We’re near St Neots in Cambridgeshire – in the centre of a large area where there have been hundreds of sightings of so-called big cats in recent years.

THE FARMER’S STORY

Andy Holland is one of the few who reckons he’s seen a big cat with a cub.

It was the end of a day harvesting. He heard a rustling, shone a spotlight on the source of the noise and there they were. The big one was jumping the straw swaths, the cub was blundering through them, says Andy, who farms at Twyford in Leicestershire.

“The cub was mottled and spotted and had a short little tail like a loo brush. They headed into a ditch.”

Since then a few members of the Holland family have spotted big cats, and there has been a host of sightings by other people in the area. He’s also found sheep carcasses that seemingly corroborate his theory. “One was that cleanly licked, it was as if someone had operated on it. All the bones were panther/big catlicked clean, and the fat off the inside of the skin was licked clean.”
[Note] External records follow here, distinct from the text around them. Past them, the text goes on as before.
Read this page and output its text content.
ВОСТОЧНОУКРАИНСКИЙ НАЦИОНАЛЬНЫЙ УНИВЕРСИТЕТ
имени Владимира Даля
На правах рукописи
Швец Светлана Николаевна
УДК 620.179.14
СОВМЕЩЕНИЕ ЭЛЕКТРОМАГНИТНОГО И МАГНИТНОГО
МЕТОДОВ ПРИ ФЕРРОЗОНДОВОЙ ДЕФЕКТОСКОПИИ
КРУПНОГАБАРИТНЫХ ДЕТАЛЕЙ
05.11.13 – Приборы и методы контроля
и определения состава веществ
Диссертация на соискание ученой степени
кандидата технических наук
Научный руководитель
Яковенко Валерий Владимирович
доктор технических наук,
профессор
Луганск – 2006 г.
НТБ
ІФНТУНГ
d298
I’ve got an open mind on the subject. I reckon I’m streetwise enough not to be taken in by hoaxers and I’m not a nutter (I like to think), but the suggestion that animals such as panthers, lynx and pumas are living – and possibly breeding – in the wild does seem a credible one.

My colleagues – FW news editor Jon Riley and photographer Jonathan Page – are with me, but that’s not a whole lot of comfort when you see photos of these creatures and read what they’re capable of. Yes, I know there have been no reported attacks on humans in Britain – but the fact of the matter is they are big enough and fast enough and powerful enough to tear a person to pieces.

I must be a little mad then, I think, to be actually spending a night outside. Maybe my idea to come armed with a big bag of bones freshly collected from a local farm shop – “beast bait”, as we refer to it – in a bid to lure the animal isn’t such a good idea.

The guy who supplied us with the bones is sceptical. He promised to give me £100 if we captured the creature on camera. Similarly, news editor Jon is dubious about the whole endeavour. “Somewhere between flying pigs and the Loch Ness monster,” is where he places big cats on the believability scale.

Yet beneath this certainty, he had a chink of doubt. “What if the two dead lambs had been killed by a monster cat?” he asked, as we drove to Cambridgeshire. “What if it is out there just waiting to be spotted and in a million-to-one shot we came back with the proof?”

 PC Carter

POLICE FILE

FW got access to PC Paul Carter’s file at Cambridgeshire Police. Here is a selection of the comments people have made:

  • The head was very heavy and square – the creature was definitely a panther-type cat.
  • It was long-bodied – the same colour as a lion, big eyes and big feet, its tail was long and curved up at the end. It animal showed no fear as it stared at me.
  • It was very long and had a slender shape, round head, long body, long tail with a bigger clump of hair at the very end – this was a completely black animal.  
  • A large tail came into sight and it was definitely in pursuit of something panther/big catand moved very fast – it was no large dog.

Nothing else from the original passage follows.